The morning-after pills are different from RU-486, the French abortion pill, which ends a pregnancy several weeks after it has begun. The PREVEN kits, made by Gynetics Inc. of Somerville, N.J., will be available by prescription by the end of September. The company, which won Food and Drug Administration approval Wednesday, anticipates that women will seek them out after unprotected sex -- or keep them in their medicine cabinets just in case.

European women have used this technique for years, but most contraceptive makers here have resisted selling emergency birth control, citing litigation and political concerns. Gynetics plans to advertise on radio and in magazines that many women read such as Glamour, Soap Opera Digest and People. It also plans a direct mail campaign to doctors.

Until now, it's been complicated for women to correctly use the morning-after technique. It involves taking regular birth control pills, but from regular birth-control packets that contain several types of pills. Women thus had to sort through to choose the right ones. In contrast, the PREVEN kits will include only the four pills needed for emergency contraception. Each kit will sell for about $20 and also include a pregnancy test.

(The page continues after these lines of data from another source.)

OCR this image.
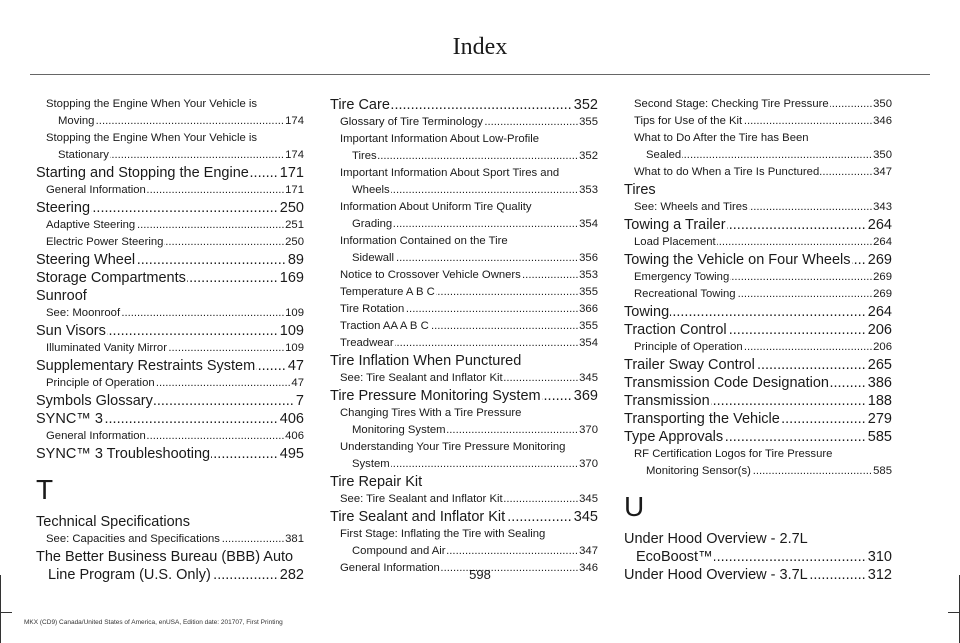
Index
Stopping the Engine When Your Vehicle is
Moving .....	174
Stopping the Engine When Your Vehicle is
Stationary .....	174
Starting and Stopping the Engine .....	171
General Information .....	171
Steering .....	250
Adaptive Steering .....	251
Electric Power Steering .....	250
Steering Wheel .....	89
Storage Compartments .....	169
Sunroof
See: Moonroof .....	109
Sun Visors .....	109
Illuminated Vanity Mirror .....	109
Supplementary Restraints System .....	47
Principle of Operation .....	47
Symbols Glossary .....	7
SYNC™ 3 .....	406
General Information .....	406
SYNC™ 3 Troubleshooting .....	495
T
Technical Specifications
See: Capacities and Specifications .....	381
The Better Business Bureau (BBB) Auto
Line Program (U.S. Only) .....	282
Tire Care .....	352
Glossary of Tire Terminology .....	355
Important Information About Low-Profile
Tires .....	352
Important Information About Sport Tires and
Wheels .....	353
Information About Uniform Tire Quality
Grading .....	354
Information Contained on the Tire
Sidewall .....	356
Notice to Crossover Vehicle Owners .....	353
Temperature A B C .....	355
Tire Rotation .....	366
Traction AA A B C .....	355
Treadwear .....	354
Tire Inflation When Punctured
See: Tire Sealant and Inflator Kit .....	345
Tire Pressure Monitoring System .....	369
Changing Tires With a Tire Pressure
Monitoring System .....	370
Understanding Your Tire Pressure Monitoring
System .....	370
Tire Repair Kit
See: Tire Sealant and Inflator Kit .....	345
Tire Sealant and Inflator Kit .....	345
First Stage: Inflating the Tire with Sealing
Compound and Air .....	347
General Information .....	346
Second Stage: Checking Tire Pressure .....	350
Tips for Use of the Kit .....	346
What to Do After the Tire has Been
Sealed .....	350
What to do When a Tire Is Punctured .....	347
Tires
See: Wheels and Tires .....	343
Towing a Trailer .....	264
Load Placement .....	264
Towing the Vehicle on Four Wheels .....	269
Emergency Towing .....	269
Recreational Towing .....	269
Towing .....	264
Traction Control .....	206
Principle of Operation .....	206
Trailer Sway Control .....	265
Transmission Code Designation .....	386
Transmission .....	188
Transporting the Vehicle .....	279
Type Approvals .....	585
RF Certification Logos for Tire Pressure
Monitoring Sensor(s) .....	585
U
Under Hood Overview - 2.7L
EcoBoost™ .....	310
Under Hood Overview - 3.7L .....	312
598
MKX (CD9) Canada/United States of America, enUSA, Edition date: 201707, First Printing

The morning-after pills do not work if a woman is already pregnant. A woman can become pregnant days after sex because sperm remain in the uterus for some time. The morning-after pills delay or prevent ovulation, meaning no egg enters the uterus to be fertilized. Experts believe the pills also alter the uterine lining, making it more difficult for an already fertilized egg to attach and develop into an embryo; however, this scenario is technically difficult to prove, the FDA says.

Anti-abortion groups, who have vigorously protested RU-486, are neutral on these pills, saying women should consult their doctors and decide for themselves whether the method might interfere with life after conception.

In any case, the FDA believes a woman is not pregnant until a fertilized egg attaches to the uterine wall. Anti-abortion groups believe that life begins when an egg is fertilized, and oppose any destruction of a fertilized egg.The FDA certified that morning-after pills were safe and effective in March 1997, and since then, groups have been working to spread the word.

A project in Seattle allowed pharmacists to prescribe the pills using guidelines established by doctors, allowing women to get them with one trip to a drugstore. In three months, more than 2,000 doses were dispensed.

Planned Parenthood is considering setting up a national hot line so women can talk with a health care provider and get a prescription called into a local pharmacy.

The method is effective 75 percent of the time, the FDA said. It consists of taking two oral contraceptive pills, containing ethinyl estradiol and levonorgestrel, within 72 hours of unprotected sex, and another two pills 12 hours later.

For every 100 women who have unprotected sex during the second or third week of their menstrual cycle, eight would normally become pregnant -- but only two would if they took the emergency birth control, according to studies. The emergency contraceptive's side effects are nausea and vomiting, sometimes severe, similar to those some women experience with regular contraceptives.